The ITF explained its decision in a statement to the press that read: “An Independent Tribunal appointed under Article 8.1 of the 2016 Tennis Anti-Doping Programme has found that Maria Sharapova committed an Anti-Doping Rule Violation under Article 2.1 of the Programme and as a consequence has disqualified the affected results and imposed a period of ineligibility of two years, commencing on 26 January 2016.”
Sharapova, the highest-paid female athlete until recently, shocked her fans when she admitted to taking meldonium. She said in a Facebook post Wednesday that she plans to appeal the suspension, pointing out that the ITF’s decision stated that her drug use was not intended to improve her performance. “While the tribunal concluded correctly that I did not intentionally violate the anti-doping rules, I cannot accept an unfairly harsh two-year suspension,” she wrote. “I have missed playing tennis and I have missed my amazing fans, who are the best and most loyal fans in the world.”

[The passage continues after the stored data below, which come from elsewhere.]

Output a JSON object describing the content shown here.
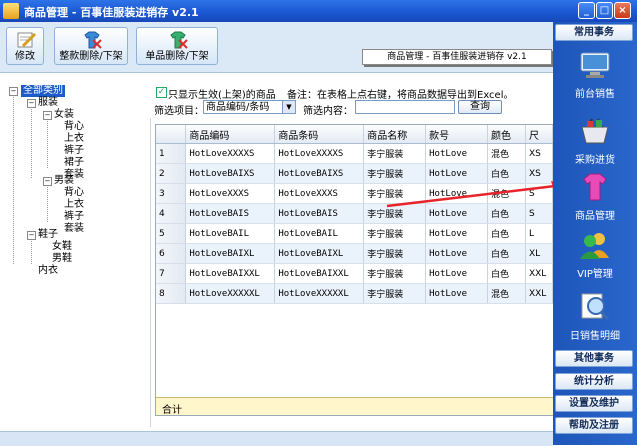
{
  "window": {
    "title": "商品管理 - 百事佳服装进销存 v2.1"
  },
  "toolbar": {
    "edit": "修改",
    "batch_delete": "整款删除/下架",
    "single_delete": "单品删除/下架",
    "banner": "商品管理 - 百事佳服装进销存 v2.1"
  },
  "tree": {
    "root": "全部类别",
    "clothing": "服装",
    "women": "女装",
    "women_items": [
      "背心",
      "上衣",
      "裤子",
      "裙子",
      "套装"
    ],
    "men": "男装",
    "men_items": [
      "背心",
      "上衣",
      "裤子",
      "套装"
    ],
    "shoes": "鞋子",
    "shoes_items": [
      "女鞋",
      "男鞋"
    ],
    "underwear": "内衣"
  },
  "filters": {
    "checkbox_label": "只显示生效(上架)的商品",
    "note": "备注：在表格上点右键，将商品数据导出到Excel。",
    "filter_item_label": "筛选项目：",
    "filter_item_value": "商品编码/条码",
    "filter_content_label": "筛选内容：",
    "filter_content_value": "",
    "search_button": "查询"
  },
  "grid": {
    "columns": [
      "",
      "商品编码",
      "商品条码",
      "商品名称",
      "款号",
      "颜色",
      "尺"
    ],
    "rows": [
      [
        "1",
        "HotLoveXXXXS",
        "HotLoveXXXXS",
        "李宁服装",
        "HotLove",
        "混色",
        "XS"
      ],
      [
        "2",
        "HotLoveBAIXS",
        "HotLoveBAIXS",
        "李宁服装",
        "HotLove",
        "白色",
        "XS"
      ],
      [
        "3",
        "HotLoveXXXS",
        "HotLoveXXXS",
        "李宁服装",
        "HotLove",
        "混色",
        "S"
      ],
      [
        "4",
        "HotLoveBAIS",
        "HotLoveBAIS",
        "李宁服装",
        "HotLove",
        "白色",
        "S"
      ],
      [
        "5",
        "HotLoveBAIL",
        "HotLoveBAIL",
        "李宁服装",
        "HotLove",
        "白色",
        "L"
      ],
      [
        "6",
        "HotLoveBAIXL",
        "HotLoveBAIXL",
        "李宁服装",
        "HotLove",
        "白色",
        "XL"
      ],
      [
        "7",
        "HotLoveBAIXXL",
        "HotLoveBAIXXL",
        "李宁服装",
        "HotLove",
        "白色",
        "XXL"
      ],
      [
        "8",
        "HotLoveXXXXXL",
        "HotLoveXXXXXL",
        "李宁服装",
        "HotLove",
        "混色",
        "XXL"
      ]
    ],
    "total_label": "合计"
  },
  "nav": {
    "top": "常用事务",
    "items": [
      "前台销售",
      "采购进货",
      "商品管理",
      "VIP管理",
      "日销售明细"
    ],
    "bottom": [
      "其他事务",
      "统计分析",
      "设置及维护",
      "帮助及注册"
    ]
  },
  "colors": {
    "titlebar": "#1a56d0",
    "nav": "#2a66cc",
    "selected_row": "#eaf2fb",
    "arrow": "#e8232a"
  }
}
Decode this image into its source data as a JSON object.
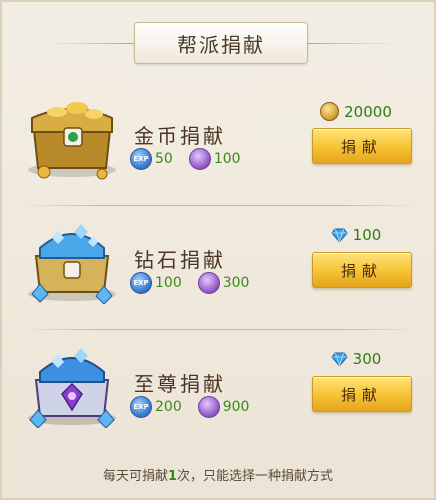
{
  "title": "帮派捐献",
  "options": [
    {
      "name": "金币捐献",
      "reward_exp": "50",
      "reward_contrib": "100",
      "cost_type": "coin",
      "cost": "20000",
      "button": "捐献"
    },
    {
      "name": "钻石捐献",
      "reward_exp": "100",
      "reward_contrib": "300",
      "cost_type": "diamond",
      "cost": "100",
      "button": "捐献"
    },
    {
      "name": "至尊捐献",
      "reward_exp": "200",
      "reward_contrib": "900",
      "cost_type": "diamond",
      "cost": "300",
      "button": "捐献"
    }
  ],
  "footer": {
    "before": "每天可捐献",
    "highlight": "1",
    "after": "次，只能选择一种捐献方式"
  },
  "colors": {
    "button": "#f6c232",
    "value_green": "#2f7c12",
    "background": "#efe8da"
  },
  "icons": {
    "reward_exp": "guild-exp-icon",
    "reward_contrib": "contribution-icon",
    "coin": "gold-coin-icon",
    "diamond": "diamond-icon"
  }
}
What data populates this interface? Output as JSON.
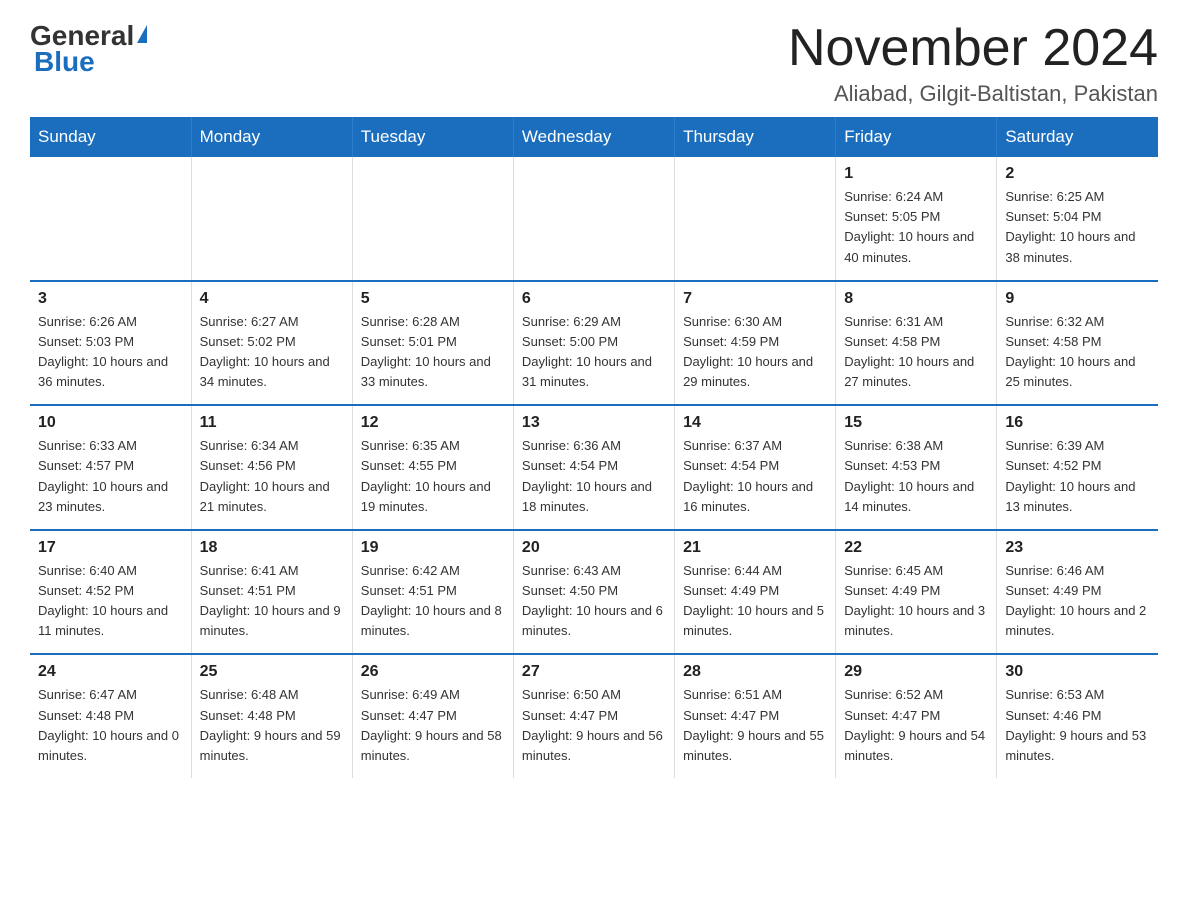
{
  "logo": {
    "general": "General",
    "blue": "Blue"
  },
  "title": "November 2024",
  "subtitle": "Aliabad, Gilgit-Baltistan, Pakistan",
  "days_of_week": [
    "Sunday",
    "Monday",
    "Tuesday",
    "Wednesday",
    "Thursday",
    "Friday",
    "Saturday"
  ],
  "weeks": [
    [
      {
        "day": "",
        "info": ""
      },
      {
        "day": "",
        "info": ""
      },
      {
        "day": "",
        "info": ""
      },
      {
        "day": "",
        "info": ""
      },
      {
        "day": "",
        "info": ""
      },
      {
        "day": "1",
        "info": "Sunrise: 6:24 AM\nSunset: 5:05 PM\nDaylight: 10 hours and 40 minutes."
      },
      {
        "day": "2",
        "info": "Sunrise: 6:25 AM\nSunset: 5:04 PM\nDaylight: 10 hours and 38 minutes."
      }
    ],
    [
      {
        "day": "3",
        "info": "Sunrise: 6:26 AM\nSunset: 5:03 PM\nDaylight: 10 hours and 36 minutes."
      },
      {
        "day": "4",
        "info": "Sunrise: 6:27 AM\nSunset: 5:02 PM\nDaylight: 10 hours and 34 minutes."
      },
      {
        "day": "5",
        "info": "Sunrise: 6:28 AM\nSunset: 5:01 PM\nDaylight: 10 hours and 33 minutes."
      },
      {
        "day": "6",
        "info": "Sunrise: 6:29 AM\nSunset: 5:00 PM\nDaylight: 10 hours and 31 minutes."
      },
      {
        "day": "7",
        "info": "Sunrise: 6:30 AM\nSunset: 4:59 PM\nDaylight: 10 hours and 29 minutes."
      },
      {
        "day": "8",
        "info": "Sunrise: 6:31 AM\nSunset: 4:58 PM\nDaylight: 10 hours and 27 minutes."
      },
      {
        "day": "9",
        "info": "Sunrise: 6:32 AM\nSunset: 4:58 PM\nDaylight: 10 hours and 25 minutes."
      }
    ],
    [
      {
        "day": "10",
        "info": "Sunrise: 6:33 AM\nSunset: 4:57 PM\nDaylight: 10 hours and 23 minutes."
      },
      {
        "day": "11",
        "info": "Sunrise: 6:34 AM\nSunset: 4:56 PM\nDaylight: 10 hours and 21 minutes."
      },
      {
        "day": "12",
        "info": "Sunrise: 6:35 AM\nSunset: 4:55 PM\nDaylight: 10 hours and 19 minutes."
      },
      {
        "day": "13",
        "info": "Sunrise: 6:36 AM\nSunset: 4:54 PM\nDaylight: 10 hours and 18 minutes."
      },
      {
        "day": "14",
        "info": "Sunrise: 6:37 AM\nSunset: 4:54 PM\nDaylight: 10 hours and 16 minutes."
      },
      {
        "day": "15",
        "info": "Sunrise: 6:38 AM\nSunset: 4:53 PM\nDaylight: 10 hours and 14 minutes."
      },
      {
        "day": "16",
        "info": "Sunrise: 6:39 AM\nSunset: 4:52 PM\nDaylight: 10 hours and 13 minutes."
      }
    ],
    [
      {
        "day": "17",
        "info": "Sunrise: 6:40 AM\nSunset: 4:52 PM\nDaylight: 10 hours and 11 minutes."
      },
      {
        "day": "18",
        "info": "Sunrise: 6:41 AM\nSunset: 4:51 PM\nDaylight: 10 hours and 9 minutes."
      },
      {
        "day": "19",
        "info": "Sunrise: 6:42 AM\nSunset: 4:51 PM\nDaylight: 10 hours and 8 minutes."
      },
      {
        "day": "20",
        "info": "Sunrise: 6:43 AM\nSunset: 4:50 PM\nDaylight: 10 hours and 6 minutes."
      },
      {
        "day": "21",
        "info": "Sunrise: 6:44 AM\nSunset: 4:49 PM\nDaylight: 10 hours and 5 minutes."
      },
      {
        "day": "22",
        "info": "Sunrise: 6:45 AM\nSunset: 4:49 PM\nDaylight: 10 hours and 3 minutes."
      },
      {
        "day": "23",
        "info": "Sunrise: 6:46 AM\nSunset: 4:49 PM\nDaylight: 10 hours and 2 minutes."
      }
    ],
    [
      {
        "day": "24",
        "info": "Sunrise: 6:47 AM\nSunset: 4:48 PM\nDaylight: 10 hours and 0 minutes."
      },
      {
        "day": "25",
        "info": "Sunrise: 6:48 AM\nSunset: 4:48 PM\nDaylight: 9 hours and 59 minutes."
      },
      {
        "day": "26",
        "info": "Sunrise: 6:49 AM\nSunset: 4:47 PM\nDaylight: 9 hours and 58 minutes."
      },
      {
        "day": "27",
        "info": "Sunrise: 6:50 AM\nSunset: 4:47 PM\nDaylight: 9 hours and 56 minutes."
      },
      {
        "day": "28",
        "info": "Sunrise: 6:51 AM\nSunset: 4:47 PM\nDaylight: 9 hours and 55 minutes."
      },
      {
        "day": "29",
        "info": "Sunrise: 6:52 AM\nSunset: 4:47 PM\nDaylight: 9 hours and 54 minutes."
      },
      {
        "day": "30",
        "info": "Sunrise: 6:53 AM\nSunset: 4:46 PM\nDaylight: 9 hours and 53 minutes."
      }
    ]
  ]
}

The five-time grand slam winner claimed she didn’t see the email explaining that meldonium would be added to the World Anti-Doping Agency’s (WADA) list of banned medications starting January 1. She also argued that she knew the drug she’s been taking for a decade by its trade name, Mildronate. However, the ITF thought the oversight still warranted two years off the court.
Russia originally planned to have Sharapova play for its tennis team in the Summer Olympics in Rio de Janeiro, but she’s now forced to sit out the games. She also won’t be allowed to compete in Wimbledon later this month, the competition that helped launch her career when she won the prestigious title in 2004 when she was only 17.
Sharapova was the highest-paid female athlete for 11 straight years, only overtaken by Serena Williams this week. Sharapavo was making $21.9 million a year before her suspension, and Forbes reports that Williams earned $28.9 million over the past 12 months. Sharapova’s drug use has already negatively affected her income, as Nike and Tag Heuer cut ties with the tennis star after she tested positive for meldonium in March.